When England begin preparing for the autumn internationals against the Pacific Islands and the big three from the southern hemisphere, they will do so in the swanky surroundings of Pennyhill Park after committing to the Surrey hotel for the next four years.
After spells at Loughborough University, Bisham Abbey and the University of Bath, England have headed back to the training base they used before securing World Cup glory in 2003.
"Pennyhill ticks all the right boxes," insists England head coach Martin Johnson. "A resurfaced pitch, good size bedrooms and meeting rooms, great training and recovery facilities, including a swimming pool, and it can accommodate the number of players we will have.
"It's also in the right location - near Twickenham for home games and Heathrow and other local airports so we can fly out for away matches easily enough."
It all sounds lovely, but in the interests of fair journalism, IRN felt the need to check it out, so I paid a visit to the luxurious five-star venue, squeezing my tiny IRN-mobile between an impressive array of Porsches and BMWs in the car park.
The first thing that strikes you about Pennyhill Park is the stunning surroundings - set in 123 acres of rolling countryside. The lobby features roaring log fires and the meeting rooms have that British stately home feel about them.
First stop on my tour is the purpose-built training pitch where Johnson will devise the game plan to rip the Aussies apart and trample all over New Zealand. The playing surface is good enough to put many Guinness Premiership outfits to shame and boasts plenty of privacy from prying eyes.
Pennyhill Park's Russell Cox insists: "This is really one of the best pitches in the UK. It is ideal for coaches to be able to walk from the training field back to the hotel. One thing coaches covet is time and it's great for them to have everything based in one location without the worry of travel."
When the hard work on the pitch is completed, England's players will have no shortage of things to keep them entertained as they wile away long afternoons between training and evening meetings.
They can try their hand at clay pigeon shooting, where the words 'cow's backside, hit and banjo' sprung to mind following my dismal effort; archery and golf, although they should beware of the deceiving killer slope on the ninth green that totally ruined an otherwise faultless scorecard.
If that's not enough, they could always dip their toes in the array of pools, Jacuzzis and ice baths in the UK's largest spa. I tested out the Jacuzzi but when I was told swimwear was compulsory, I was forced to scurry to the safety of the changing rooms.

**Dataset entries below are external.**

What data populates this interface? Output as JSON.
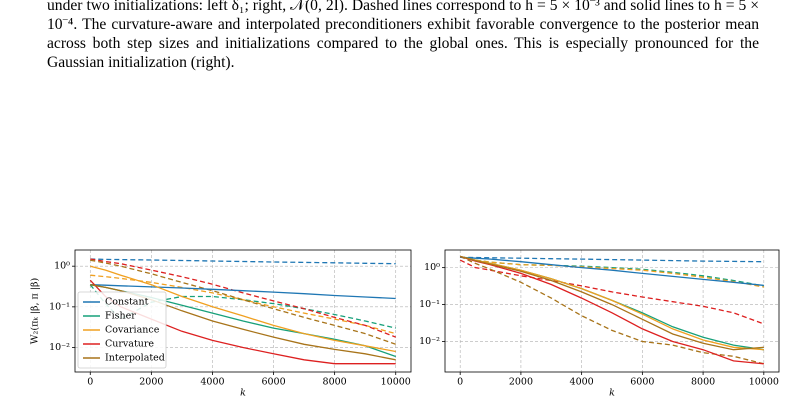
{
  "caption": "under two initializations: left δ₁; right, 𝒩(0, 2I). Dashed lines correspond to h = 5 × 10⁻³ and solid lines to h = 5 × 10⁻⁴. The curvature-aware and interpolated preconditioners exhibit favorable convergence to the posterior mean across both step sizes and initializations compared to the global ones. This is especially pronounced for the Gaussian initialization (right).",
  "chart_data": [
    {
      "type": "line",
      "ylabel": "W₂(πₖ |β, π |β)",
      "xlabel": "k",
      "log_y": true,
      "grid": true,
      "legend": "lower left",
      "x": [
        0,
        500,
        1000,
        2000,
        3000,
        4000,
        5000,
        6000,
        7000,
        8000,
        9000,
        10000
      ],
      "xlim": [
        -500,
        10500
      ],
      "xticks": [
        0,
        2000,
        4000,
        6000,
        8000,
        10000
      ],
      "ylim": [
        0.0025,
        2.5
      ],
      "yticks": [
        {
          "value": 1,
          "label": "10⁰"
        },
        {
          "value": 0.1,
          "label": "10⁻¹"
        },
        {
          "value": 0.01,
          "label": "10⁻²"
        }
      ],
      "series": [
        {
          "name": "Constant",
          "color": "#1f77b4",
          "dashed": [
            1.5,
            1.47,
            1.45,
            1.42,
            1.38,
            1.34,
            1.3,
            1.27,
            1.24,
            1.21,
            1.18,
            1.15
          ],
          "solid": [
            0.35,
            0.34,
            0.33,
            0.31,
            0.29,
            0.27,
            0.25,
            0.23,
            0.21,
            0.19,
            0.175,
            0.16
          ]
        },
        {
          "name": "Fisher",
          "color": "#17a07a",
          "dashed": [
            0.35,
            0.12,
            0.05,
            0.13,
            0.18,
            0.18,
            0.15,
            0.12,
            0.09,
            0.065,
            0.045,
            0.03
          ],
          "solid": [
            0.35,
            0.3,
            0.25,
            0.17,
            0.11,
            0.07,
            0.045,
            0.03,
            0.022,
            0.016,
            0.011,
            0.006
          ]
        },
        {
          "name": "Covariance",
          "color": "#f0a020",
          "dashed": [
            0.6,
            0.55,
            0.5,
            0.4,
            0.3,
            0.22,
            0.15,
            0.1,
            0.07,
            0.05,
            0.035,
            0.022
          ],
          "solid": [
            1.0,
            0.8,
            0.6,
            0.35,
            0.18,
            0.1,
            0.06,
            0.035,
            0.022,
            0.015,
            0.011,
            0.008
          ]
        },
        {
          "name": "Curvature",
          "color": "#dd2020",
          "dashed": [
            1.5,
            1.3,
            1.15,
            0.8,
            0.55,
            0.36,
            0.22,
            0.14,
            0.09,
            0.055,
            0.035,
            0.018
          ],
          "solid": [
            0.45,
            0.18,
            0.1,
            0.05,
            0.025,
            0.015,
            0.01,
            0.007,
            0.005,
            0.004,
            0.004,
            0.004
          ]
        },
        {
          "name": "Interpolated",
          "color": "#a8741a",
          "dashed": [
            1.4,
            1.2,
            1.0,
            0.65,
            0.4,
            0.25,
            0.15,
            0.09,
            0.055,
            0.035,
            0.022,
            0.012
          ],
          "solid": [
            0.35,
            0.3,
            0.25,
            0.15,
            0.08,
            0.045,
            0.028,
            0.018,
            0.012,
            0.009,
            0.007,
            0.005
          ]
        }
      ]
    },
    {
      "type": "line",
      "xlabel": "k",
      "log_y": true,
      "grid": true,
      "x": [
        0,
        500,
        1000,
        2000,
        3000,
        4000,
        5000,
        6000,
        7000,
        8000,
        9000,
        10000
      ],
      "xlim": [
        -500,
        10500
      ],
      "xticks": [
        0,
        2000,
        4000,
        6000,
        8000,
        10000
      ],
      "ylim": [
        0.0015,
        3
      ],
      "yticks": [
        {
          "value": 1,
          "label": "10⁰"
        },
        {
          "value": 0.1,
          "label": "10⁻¹"
        },
        {
          "value": 0.01,
          "label": "10⁻²"
        }
      ],
      "series": [
        {
          "color": "#1f77b4",
          "dashed": [
            1.9,
            1.88,
            1.85,
            1.8,
            1.75,
            1.7,
            1.65,
            1.6,
            1.55,
            1.5,
            1.47,
            1.45
          ],
          "solid": [
            1.9,
            1.8,
            1.7,
            1.45,
            1.2,
            1.0,
            0.85,
            0.7,
            0.58,
            0.48,
            0.4,
            0.33
          ]
        },
        {
          "color": "#17a07a",
          "dashed": [
            2.0,
            1.6,
            1.4,
            1.2,
            1.15,
            1.1,
            1.0,
            0.9,
            0.75,
            0.6,
            0.45,
            0.32
          ],
          "solid": [
            2.0,
            1.6,
            1.3,
            0.85,
            0.5,
            0.27,
            0.13,
            0.06,
            0.025,
            0.013,
            0.008,
            0.006
          ]
        },
        {
          "color": "#f0a020",
          "dashed": [
            2.0,
            1.6,
            1.4,
            1.2,
            1.15,
            1.05,
            0.95,
            0.85,
            0.7,
            0.55,
            0.42,
            0.3
          ],
          "solid": [
            2.0,
            1.6,
            1.3,
            0.85,
            0.5,
            0.27,
            0.13,
            0.055,
            0.022,
            0.011,
            0.007,
            0.006
          ]
        },
        {
          "color": "#dd2020",
          "dashed": [
            1.6,
            1.0,
            0.85,
            0.6,
            0.45,
            0.32,
            0.22,
            0.16,
            0.12,
            0.09,
            0.06,
            0.03
          ],
          "solid": [
            2.0,
            1.5,
            1.2,
            0.7,
            0.35,
            0.15,
            0.06,
            0.022,
            0.01,
            0.006,
            0.003,
            0.0025
          ]
        },
        {
          "color": "#a8741a",
          "dashed": [
            2.0,
            1.3,
            0.9,
            0.4,
            0.15,
            0.05,
            0.02,
            0.01,
            0.008,
            0.005,
            0.004,
            0.0025
          ],
          "solid": [
            2.0,
            1.55,
            1.25,
            0.8,
            0.45,
            0.22,
            0.1,
            0.04,
            0.016,
            0.009,
            0.006,
            0.007
          ]
        }
      ]
    }
  ]
}
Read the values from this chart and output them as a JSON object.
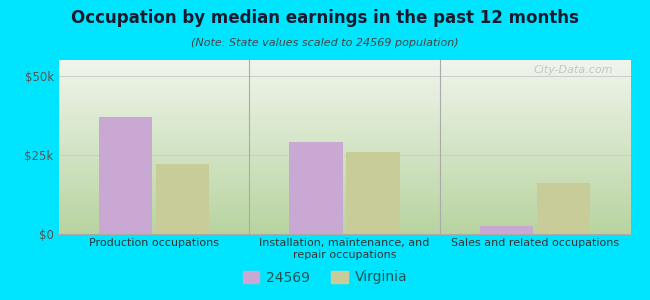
{
  "title": "Occupation by median earnings in the past 12 months",
  "subtitle": "(Note: State values scaled to 24569 population)",
  "categories": [
    "Production occupations",
    "Installation, maintenance, and\nrepair occupations",
    "Sales and related occupations"
  ],
  "values_24569": [
    37000,
    29000,
    2500
  ],
  "values_virginia": [
    22000,
    26000,
    16000
  ],
  "color_24569": "#c9a8d4",
  "color_virginia": "#c8cc99",
  "ylim": [
    0,
    55000
  ],
  "yticks": [
    0,
    25000,
    50000
  ],
  "ytick_labels": [
    "$0",
    "$25k",
    "$50k"
  ],
  "background_outer": "#00e5ff",
  "grid_color": "#cccccc",
  "bar_width": 0.28,
  "legend_label_24569": "24569",
  "legend_label_virginia": "Virginia",
  "watermark": "City-Data.com"
}
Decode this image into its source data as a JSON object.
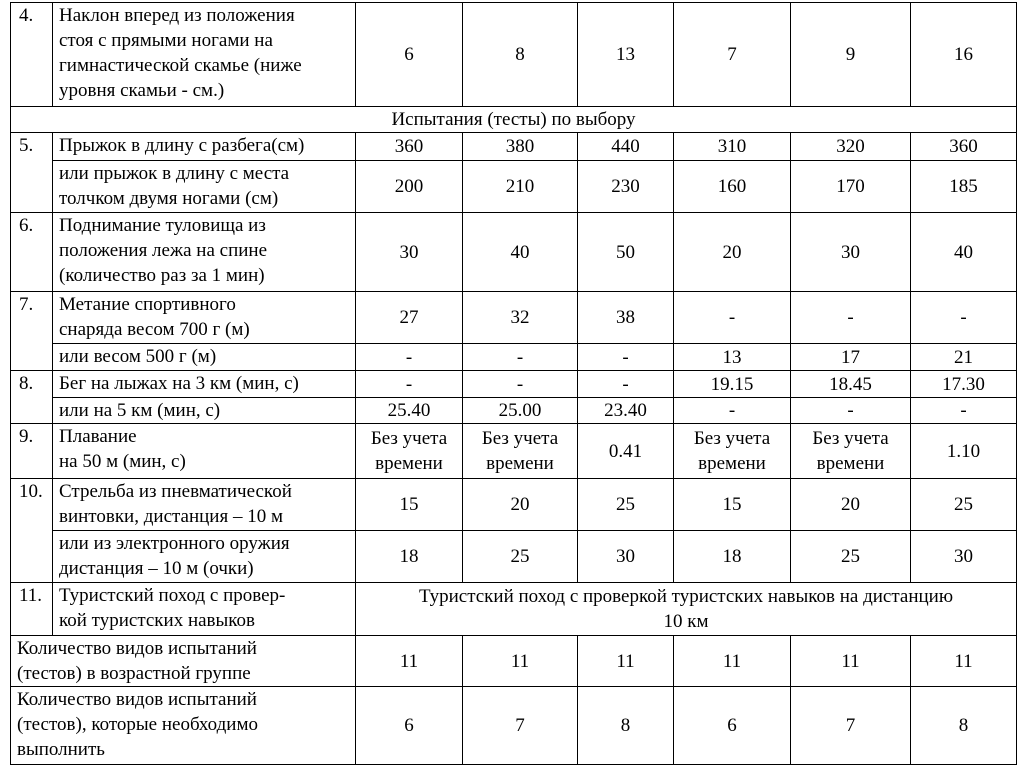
{
  "table": {
    "rows": [
      {
        "number": "4.",
        "label": "Наклон вперед из положения\nстоя с прямыми ногами на\nгимнастической скамье (ниже\nуровня скамьи - см.)",
        "values": [
          "6",
          "8",
          "13",
          "7",
          "9",
          "16"
        ]
      },
      {
        "number": "5.",
        "label": "Прыжок в длину с разбега(см)",
        "values": [
          "360",
          "380",
          "440",
          "310",
          "320",
          "360"
        ]
      },
      {
        "label": "или прыжок в длину с места\nтолчком двумя ногами (см)",
        "values": [
          "200",
          "210",
          "230",
          "160",
          "170",
          "185"
        ]
      },
      {
        "number": "6.",
        "label": "Поднимание туловища из\nположения лежа на спине\n(количество раз за 1 мин)",
        "values": [
          "30",
          "40",
          "50",
          "20",
          "30",
          "40"
        ]
      },
      {
        "number": "7.",
        "label": "Метание спортивного\nснаряда весом 700 г (м)",
        "values": [
          "27",
          "32",
          "38",
          "-",
          "-",
          "-"
        ]
      },
      {
        "label": "или весом 500 г (м)",
        "values": [
          "-",
          "-",
          "-",
          "13",
          "17",
          "21"
        ]
      },
      {
        "number": "8.",
        "label": "Бег на лыжах на 3 км (мин, с)",
        "values": [
          "-",
          "-",
          "-",
          "19.15",
          "18.45",
          "17.30"
        ]
      },
      {
        "label": "или на 5 км (мин, с)",
        "values": [
          "25.40",
          "25.00",
          "23.40",
          "-",
          "-",
          "-"
        ]
      },
      {
        "number": "9.",
        "label": "Плавание\nна 50 м (мин, с)",
        "values": [
          "Без учета\nвремени",
          "Без учета\nвремени",
          "0.41",
          "Без учета\nвремени",
          "Без учета\nвремени",
          "1.10"
        ]
      },
      {
        "number": "10.",
        "label": "Стрельба из пневматической\nвинтовки, дистанция – 10 м",
        "values": [
          "15",
          "20",
          "25",
          "15",
          "20",
          "25"
        ]
      },
      {
        "label": "или из электронного оружия\nдистанция – 10 м (очки)",
        "values": [
          "18",
          "25",
          "30",
          "18",
          "25",
          "30"
        ]
      },
      {
        "number": "11.",
        "label": "Туристский поход с провер-\nкой туристских навыков",
        "value": "Туристский поход с проверкой туристских навыков на дистанцию\n10 км"
      }
    ],
    "section": "Испытания (тесты) по выбору",
    "summary_rows": [
      {
        "label": "Количество видов испытаний\n(тестов) в возрастной группе",
        "values": [
          "11",
          "11",
          "11",
          "11",
          "11",
          "11"
        ]
      },
      {
        "label": "Количество видов испытаний\n(тестов), которые необходимо\nвыполнить",
        "values": [
          "6",
          "7",
          "8",
          "6",
          "7",
          "8"
        ]
      }
    ]
  }
}
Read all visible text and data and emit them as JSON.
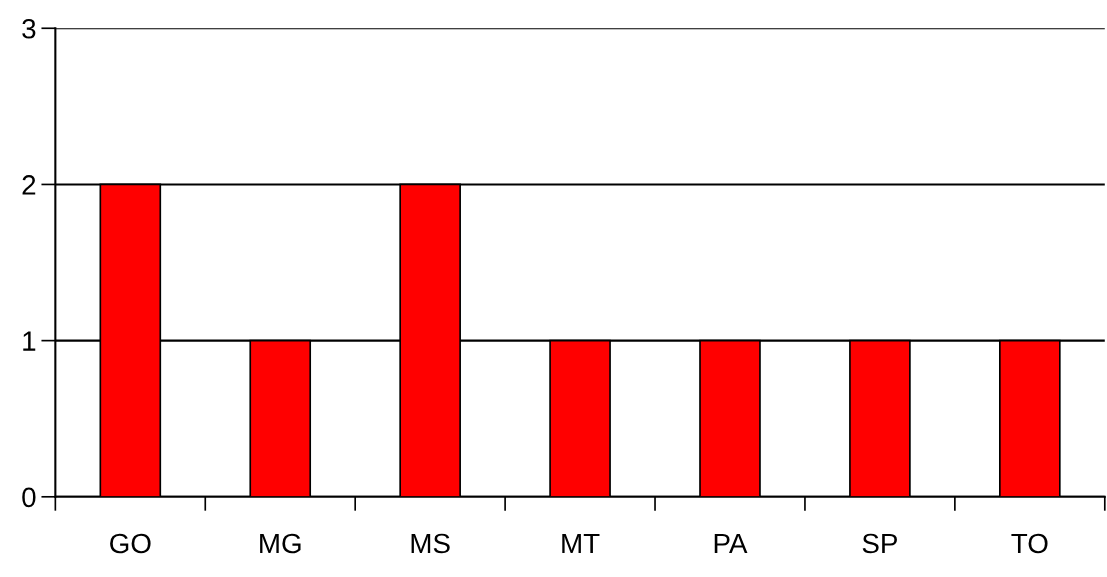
{
  "chart_data": {
    "type": "bar",
    "categories": [
      "GO",
      "MG",
      "MS",
      "MT",
      "PA",
      "SP",
      "TO"
    ],
    "values": [
      2,
      1,
      2,
      1,
      1,
      1,
      1
    ],
    "color": "#ff0000",
    "ylim": [
      0,
      3
    ],
    "yticks": [
      0,
      1,
      2,
      3
    ],
    "grid": "y"
  }
}
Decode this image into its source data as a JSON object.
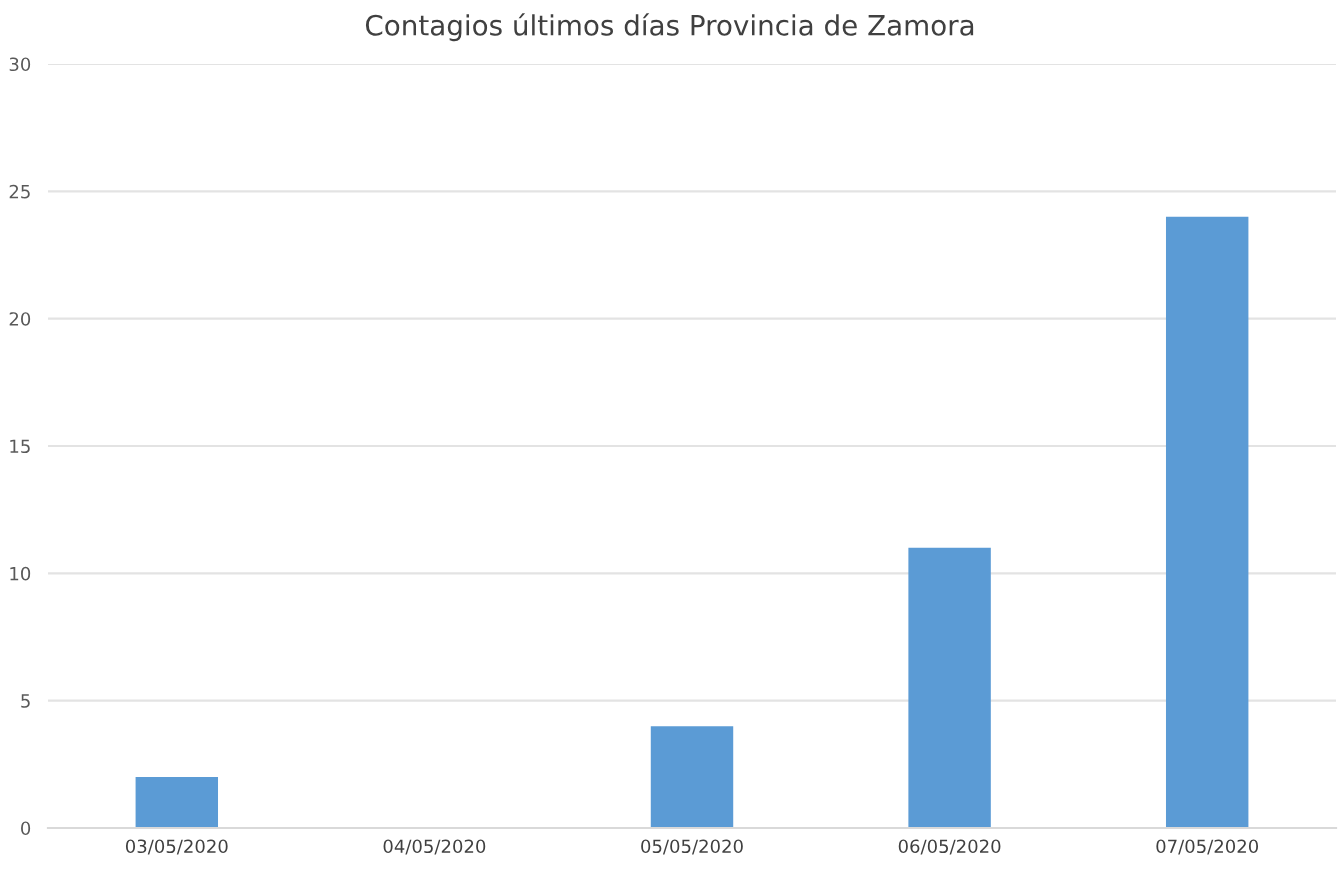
{
  "chart_data": {
    "type": "bar",
    "title": "Contagios últimos días Provincia de Zamora",
    "categories": [
      "03/05/2020",
      "04/05/2020",
      "05/05/2020",
      "06/05/2020",
      "07/05/2020"
    ],
    "values": [
      2,
      0,
      4,
      11,
      24
    ],
    "color": "#5b9bd5",
    "ylim": [
      0,
      30
    ],
    "yticks": [
      0,
      5,
      10,
      15,
      20,
      25,
      30
    ],
    "grid": "y",
    "legend": false
  }
}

Should Johnson be completely stressed out by England's form this autumn, there are plenty of treatments that can help him unwind. I opted for the scalp massage that targets 21 facial pressure points in a bid to leave you feeling totally relaxed. Given time and IRN budgetary constraints, I opted for a two-minute version which touched two or three pressure points and left me feeling rather stressed, to be honest. I'm sure Johnno is more of a mud pack man anyway!
Before they retire to the luxurious bedrooms that have played host to the likes of Justin Timberlake, Cameron Diaz and 007 himself in Daniel Craig, England's players will fill their faces with high-quality grub provided by head chef David Campbell, who accompanied the team to Australia during the 2003 World Cup.
"It can be quite scary looking after these guys in a high-pressure environment but we just have to make sure they have enough food and the right kind of food," Campbell insists. "Some guys like to keep it really simple and go for good home-cooked food, and there are those who like to be a bit more adventurous in what they eat."
Despite Campbell's worries about keeping England's stars happy and content, I think, judging from my all-too-short time living the life of luxury, that Johnno's men will want for nothing at Pennyhill Park.